Спектакль "Кристина" на фестивале NET: Что увидела кухарка

Спектакль Кэти Митчелл и Лео Варнера «Кристина», закрывший фестиваль нового европейского театра (NET), превращает сцену в съемочный павильон, а драму – в дрёму
Даже саму себя кухарка из пьесы Стриндберга видит словно со стороны
Даже саму себя кухарка из пьесы Стриндберга видит словно со стороны / Stephen Cummiskey

Над сценой висит большой экран, сюжет спектакля разворачивается на нем. Это хрестоматийная драма Августа Стриндберга «Фрекен Жюли», только увиденная глазами кухарки Кристины. В ночь на Ивана Купалу юная фрекен флиртует с лакеем Жаном, Кристининым женихом. К утру будет растоптано все, на чем держался мир неосмотрительно переступившей сословную границу аристократки, а Жан рефлекторно встрепенется на звонок хозяина. Но нам интересно узнать, как пережила эту ночь Кристина. Что она слышала. Что видела. Что снилось ей, заснувшей от усталости на кухне, когда в соседней комнате лакей покрывал госпожу (Стриндберг, как известно, шокировал современников физиологизмом).

Знакомый поворот. Классический пример – «Розенкранц и Гильденстерн мертвы» Тома Стоппарда, «Гамлет» с точки зрения двух посыльных. Но те были болтливы, а Кристина (Юле Бёве) задумчива и тиха. Ночь на Ивана Купалу – ночь гаданий, вещих снов.

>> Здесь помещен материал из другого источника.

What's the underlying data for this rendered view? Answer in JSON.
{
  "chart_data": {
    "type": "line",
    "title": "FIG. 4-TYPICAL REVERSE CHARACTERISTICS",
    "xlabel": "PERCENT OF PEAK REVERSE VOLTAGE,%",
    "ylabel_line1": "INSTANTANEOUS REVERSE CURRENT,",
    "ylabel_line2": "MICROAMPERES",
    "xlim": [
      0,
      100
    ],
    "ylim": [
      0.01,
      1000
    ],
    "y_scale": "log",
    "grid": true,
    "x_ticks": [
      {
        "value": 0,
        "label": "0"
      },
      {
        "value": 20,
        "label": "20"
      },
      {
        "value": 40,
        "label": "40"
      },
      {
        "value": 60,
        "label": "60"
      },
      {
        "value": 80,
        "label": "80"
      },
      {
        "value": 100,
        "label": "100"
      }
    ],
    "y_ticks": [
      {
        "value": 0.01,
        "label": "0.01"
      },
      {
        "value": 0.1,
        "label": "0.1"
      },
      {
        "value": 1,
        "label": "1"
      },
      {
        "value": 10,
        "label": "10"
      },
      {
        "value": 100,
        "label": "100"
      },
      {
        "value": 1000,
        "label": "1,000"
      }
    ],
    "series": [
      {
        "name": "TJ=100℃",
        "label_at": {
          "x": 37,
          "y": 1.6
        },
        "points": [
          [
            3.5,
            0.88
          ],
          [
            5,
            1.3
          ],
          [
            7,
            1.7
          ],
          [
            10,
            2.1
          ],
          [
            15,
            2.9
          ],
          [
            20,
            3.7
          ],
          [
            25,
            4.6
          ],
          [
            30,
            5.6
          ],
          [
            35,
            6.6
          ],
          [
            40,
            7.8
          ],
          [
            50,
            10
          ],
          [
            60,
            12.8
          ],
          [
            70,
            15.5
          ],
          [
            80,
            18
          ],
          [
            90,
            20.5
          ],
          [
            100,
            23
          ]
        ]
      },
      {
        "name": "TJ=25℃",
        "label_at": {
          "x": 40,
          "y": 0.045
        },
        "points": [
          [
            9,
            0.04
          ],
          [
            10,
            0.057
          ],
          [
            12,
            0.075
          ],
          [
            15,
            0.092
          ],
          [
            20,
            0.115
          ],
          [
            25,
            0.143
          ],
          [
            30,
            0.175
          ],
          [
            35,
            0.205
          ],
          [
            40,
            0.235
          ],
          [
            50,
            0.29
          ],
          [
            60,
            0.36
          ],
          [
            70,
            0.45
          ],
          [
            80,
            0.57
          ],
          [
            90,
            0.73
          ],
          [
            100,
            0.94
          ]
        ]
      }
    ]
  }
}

А что есть сон? Камера, мотор, снято! Кэти Митчелл и Лео Варнер выкатывают на сцену компактную машинерию грез и обустраивают мир Кристины со всей тщательностью и деликатностью, на которые способны кадрирование, монтаж и крупный план. В полумраке статисты (среди которых Жан и Жюли) ловко переставляют софиты, направляют камеры, двигают мобильные декорации. Тут же, на авансцене, трудятся работники озвучания: шуршат и скрипят, топочут, стучат, шелестят, льют воду.

Перед нами разворачивается кино в реальном времени. На экране мы видим не сырую запись, но выверенный по всем канонам фильм, который разыгрывается, снимается, озвучивается и монтируется здесь и сейчас (ведь кто-то выбирает ракурс и крупность плана, решает, когда сменить точку съемки и включить другую камеру). Этот фильм что-то смутно напоминает, но искать прямые аналогии бессмысленно. То, что мы видим на экране, отсылает не столько к чему-то конкретному, сколько к киноязыку как таковому. Акцентирует лексику и грамматику, а через них – мифологию экранного образа. Ближе к финалу Кристина видит сон. Но можно сказать, что технологически весь спектакль есть сон Кристины.

Ее внутренний поэтический монолог в начале («Есть календула, есть мята, есть прошлое») – текст, немыслимый для кухарки, но совершенно адекватный поэтике изображения, сухим цветам под подушкой, зажженной свече, медленно размешанной в тазу воде, бытовой магии, в которую верит Кристина. Через киноязык Кэти Митчелл и Лео Варнер открывают социальное как пространство интимного, тайнопись мира, проступающую на фоне стриндберговской драмы. Показывают кухарку Кристину почти как пушкинскую Татьяну. «Ее тревожили приметы; / Таинственно ей все предметы / Провозглашали что-нибудь». Мир огромен и текуч, тревожен и драматичен, но иногда он поддается магии перечисления. Есть календула и мята, есть прошлое, есть свет, есть смерть, есть явь, есть фильм.